Mit vier weiteren bekannten niederländischen Grafikdesignern, Anthony Beeke, Dick Doojes, William Pars Graatsma und Gerard Unger 1991 wurde er ausgewählt, um seine Vision der Buchmacherei in den siebziger und achtziger Jahren zu präsentieren. Diese Zusammenarbeit führte zur Veröffentlichung des Buches mit dem Titel Verlorene Jahre: Persönliche Ansichten zu den besten niederländischen Buchdesigns 1971 bis 1985, herausgegeben von der Walburg Presse 1991. Diese Auswahl wurde später in diesem Jahr in der Stedelijk Museum Amsterdam.[5]

Im Buch Das grenzenlose Talent in den grafischen Niederlanden ab 2002 wurde eine Reihe von Hubbens Kolumnen zur zeitgenössischen Typografie in den Niederlanden in einem Buch von über 500 Seiten zusammengestellt. 2002 war Hubben zusammen mit Anton Korteweg, Lieke van Duin und Dirk van Weelden in der Jury des Woutertje Pieterse Preis.

Publikationen, eine Auswahl

  • Hub Hubben. Design: Total Design: die Achtziger, Inmerc, 1989.
  • Hub Hubben. Buch verrückt, Das Äußere, 1995.
  • Jan Blokker, Daniel König und Hub. heben. Das Buch des Jahres 1998: Die Niederlande in Bildern. 1999.
  • Huben, Hub. Das grenzenlose Talent in grafischen Niederlanden, Das Äußere, 2000.
  • Michael Persson; Bruder Bouwe Scholtens & Hub Hubben (Hrsg.) Wissensland: Wie Innovation zum Hype wurde. Amsterdam: Meulenhoff, 2004.
  • Hans Molemann & Hub. Huben (Hrsg.), Abenteuer im modernen China. Amsterdam: Meulenhoff, 2005.
  • Huben, Hub. Adieu Wibautstraat : Chronik eines Zeitungsgebäudes, de Volkskrant, 2007.
  • Huben, Hub. Die Zielgerade. 2007.

Rezeption

In Hub Hubbens Buch "Letzte Strecke" aus dem Jahr 2006 wird er als "Ein Mann unter Tausenden" dargestellt. Die folgende Beschreibung stammt von einem Kollegen:

Nabe. Hubben ist Perfektionist und das ist eine herausragende Qualität im Journalismus.

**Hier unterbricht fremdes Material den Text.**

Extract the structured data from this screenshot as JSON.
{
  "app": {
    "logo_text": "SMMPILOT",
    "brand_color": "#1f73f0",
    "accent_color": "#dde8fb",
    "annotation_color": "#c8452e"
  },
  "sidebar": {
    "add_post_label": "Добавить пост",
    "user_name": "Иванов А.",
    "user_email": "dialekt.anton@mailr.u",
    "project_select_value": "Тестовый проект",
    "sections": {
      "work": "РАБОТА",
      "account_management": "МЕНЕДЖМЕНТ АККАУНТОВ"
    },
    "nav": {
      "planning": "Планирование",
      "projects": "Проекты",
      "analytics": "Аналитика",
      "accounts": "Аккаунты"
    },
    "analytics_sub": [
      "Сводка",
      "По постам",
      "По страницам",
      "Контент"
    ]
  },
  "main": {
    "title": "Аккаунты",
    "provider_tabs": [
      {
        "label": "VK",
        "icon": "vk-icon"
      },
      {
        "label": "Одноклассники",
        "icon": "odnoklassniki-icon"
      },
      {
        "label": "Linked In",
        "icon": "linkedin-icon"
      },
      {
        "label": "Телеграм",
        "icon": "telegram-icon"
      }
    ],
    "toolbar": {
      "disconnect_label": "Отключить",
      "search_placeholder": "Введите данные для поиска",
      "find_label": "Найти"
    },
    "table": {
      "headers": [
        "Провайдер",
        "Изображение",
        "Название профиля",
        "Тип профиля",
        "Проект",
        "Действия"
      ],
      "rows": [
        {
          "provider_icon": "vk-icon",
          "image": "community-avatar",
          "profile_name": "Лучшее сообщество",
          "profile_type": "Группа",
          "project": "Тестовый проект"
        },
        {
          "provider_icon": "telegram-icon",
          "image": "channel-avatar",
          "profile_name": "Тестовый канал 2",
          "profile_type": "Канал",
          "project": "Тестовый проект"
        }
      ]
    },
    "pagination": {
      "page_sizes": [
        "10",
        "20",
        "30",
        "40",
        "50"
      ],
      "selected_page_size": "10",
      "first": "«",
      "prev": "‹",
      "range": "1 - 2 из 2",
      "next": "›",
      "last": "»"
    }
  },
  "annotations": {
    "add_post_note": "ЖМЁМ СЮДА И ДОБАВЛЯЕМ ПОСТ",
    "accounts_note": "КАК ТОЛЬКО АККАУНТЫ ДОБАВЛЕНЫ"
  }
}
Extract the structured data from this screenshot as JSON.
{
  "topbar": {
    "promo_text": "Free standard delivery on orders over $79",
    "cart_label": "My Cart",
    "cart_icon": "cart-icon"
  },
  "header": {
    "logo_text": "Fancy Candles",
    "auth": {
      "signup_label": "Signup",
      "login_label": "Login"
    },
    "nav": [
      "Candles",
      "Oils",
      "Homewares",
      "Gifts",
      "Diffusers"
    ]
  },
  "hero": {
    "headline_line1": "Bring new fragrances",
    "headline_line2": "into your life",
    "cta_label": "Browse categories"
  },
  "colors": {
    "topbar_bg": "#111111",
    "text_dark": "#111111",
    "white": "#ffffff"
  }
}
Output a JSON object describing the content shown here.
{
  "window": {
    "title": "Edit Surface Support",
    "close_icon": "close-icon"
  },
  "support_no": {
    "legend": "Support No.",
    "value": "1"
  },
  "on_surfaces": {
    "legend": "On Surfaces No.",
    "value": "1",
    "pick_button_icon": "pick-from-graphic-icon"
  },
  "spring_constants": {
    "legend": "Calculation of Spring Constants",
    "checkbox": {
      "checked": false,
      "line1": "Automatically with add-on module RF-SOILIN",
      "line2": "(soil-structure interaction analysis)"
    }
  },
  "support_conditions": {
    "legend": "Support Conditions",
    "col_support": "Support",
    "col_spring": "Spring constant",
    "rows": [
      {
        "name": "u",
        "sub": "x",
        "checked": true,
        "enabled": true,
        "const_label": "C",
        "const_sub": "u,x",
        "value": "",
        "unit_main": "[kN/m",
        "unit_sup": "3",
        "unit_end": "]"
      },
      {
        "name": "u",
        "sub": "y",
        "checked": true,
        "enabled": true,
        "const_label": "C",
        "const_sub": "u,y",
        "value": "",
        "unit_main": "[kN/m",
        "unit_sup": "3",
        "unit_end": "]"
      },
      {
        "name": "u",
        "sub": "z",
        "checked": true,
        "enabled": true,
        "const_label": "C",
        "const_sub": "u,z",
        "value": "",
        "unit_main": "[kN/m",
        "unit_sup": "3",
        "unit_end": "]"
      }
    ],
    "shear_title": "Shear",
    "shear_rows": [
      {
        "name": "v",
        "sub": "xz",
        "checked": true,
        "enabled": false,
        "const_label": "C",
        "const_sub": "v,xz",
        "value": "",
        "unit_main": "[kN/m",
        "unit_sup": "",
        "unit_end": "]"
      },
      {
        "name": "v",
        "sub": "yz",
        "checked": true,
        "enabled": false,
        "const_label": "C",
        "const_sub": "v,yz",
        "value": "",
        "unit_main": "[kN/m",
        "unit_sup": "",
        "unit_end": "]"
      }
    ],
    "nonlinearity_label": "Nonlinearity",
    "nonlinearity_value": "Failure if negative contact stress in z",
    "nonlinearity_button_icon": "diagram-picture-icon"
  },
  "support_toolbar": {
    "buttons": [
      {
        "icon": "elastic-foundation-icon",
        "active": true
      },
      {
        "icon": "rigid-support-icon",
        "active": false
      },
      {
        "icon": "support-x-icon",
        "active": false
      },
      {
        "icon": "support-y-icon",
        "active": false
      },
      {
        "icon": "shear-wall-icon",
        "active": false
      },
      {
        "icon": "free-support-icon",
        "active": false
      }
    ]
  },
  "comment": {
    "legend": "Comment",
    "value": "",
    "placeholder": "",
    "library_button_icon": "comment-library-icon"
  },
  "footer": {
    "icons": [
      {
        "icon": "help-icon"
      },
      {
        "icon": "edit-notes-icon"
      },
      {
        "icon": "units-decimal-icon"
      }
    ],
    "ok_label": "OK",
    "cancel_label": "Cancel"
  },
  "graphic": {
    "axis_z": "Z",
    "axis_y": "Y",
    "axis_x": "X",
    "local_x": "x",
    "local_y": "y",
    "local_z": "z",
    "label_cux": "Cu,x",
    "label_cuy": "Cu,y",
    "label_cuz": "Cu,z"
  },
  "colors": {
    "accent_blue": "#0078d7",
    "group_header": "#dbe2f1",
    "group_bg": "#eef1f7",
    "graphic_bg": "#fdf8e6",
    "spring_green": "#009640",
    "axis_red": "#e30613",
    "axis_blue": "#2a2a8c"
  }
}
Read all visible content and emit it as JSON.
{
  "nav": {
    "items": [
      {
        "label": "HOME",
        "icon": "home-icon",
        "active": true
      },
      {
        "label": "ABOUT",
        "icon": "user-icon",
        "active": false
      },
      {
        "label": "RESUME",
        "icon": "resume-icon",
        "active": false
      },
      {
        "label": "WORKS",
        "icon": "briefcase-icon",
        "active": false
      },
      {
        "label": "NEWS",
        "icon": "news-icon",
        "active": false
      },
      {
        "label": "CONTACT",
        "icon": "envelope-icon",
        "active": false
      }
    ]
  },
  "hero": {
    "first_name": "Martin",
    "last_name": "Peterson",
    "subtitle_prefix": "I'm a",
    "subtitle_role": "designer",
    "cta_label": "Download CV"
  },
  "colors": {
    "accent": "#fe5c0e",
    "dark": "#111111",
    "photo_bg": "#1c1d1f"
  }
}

Er hasst Amateure, die vorgeben, Experten zu sein, und er verabscheut Abscheu auf dem Papier.
Hubben ist ein besonderer Mensch. Nicht weil er so besonders ist, sondern weil er so viele verschiedene Qualitäten in sich vereint. Er ist ursprünglich ein hoch angesehener Designer, aber am besten bekannt für seine Kolumnen über Bücher und Grafikdesign in 'de Volkskrant' Hub Hubben. Das letzte Werk, 2007.

Im selben Jahr, 2007, beschrieb Hans Hafkamp Hubben in Die Buchwelt als "ehemaliger Gestalter von de Volkskrant, der als Redakteur dieser Zeitung einer der ganz wenigen in den Niederlanden war, der sich jahrzehntelang journalistisch Themen wie Typografie, Bibliophilie und Grafikdesign widmete".[6]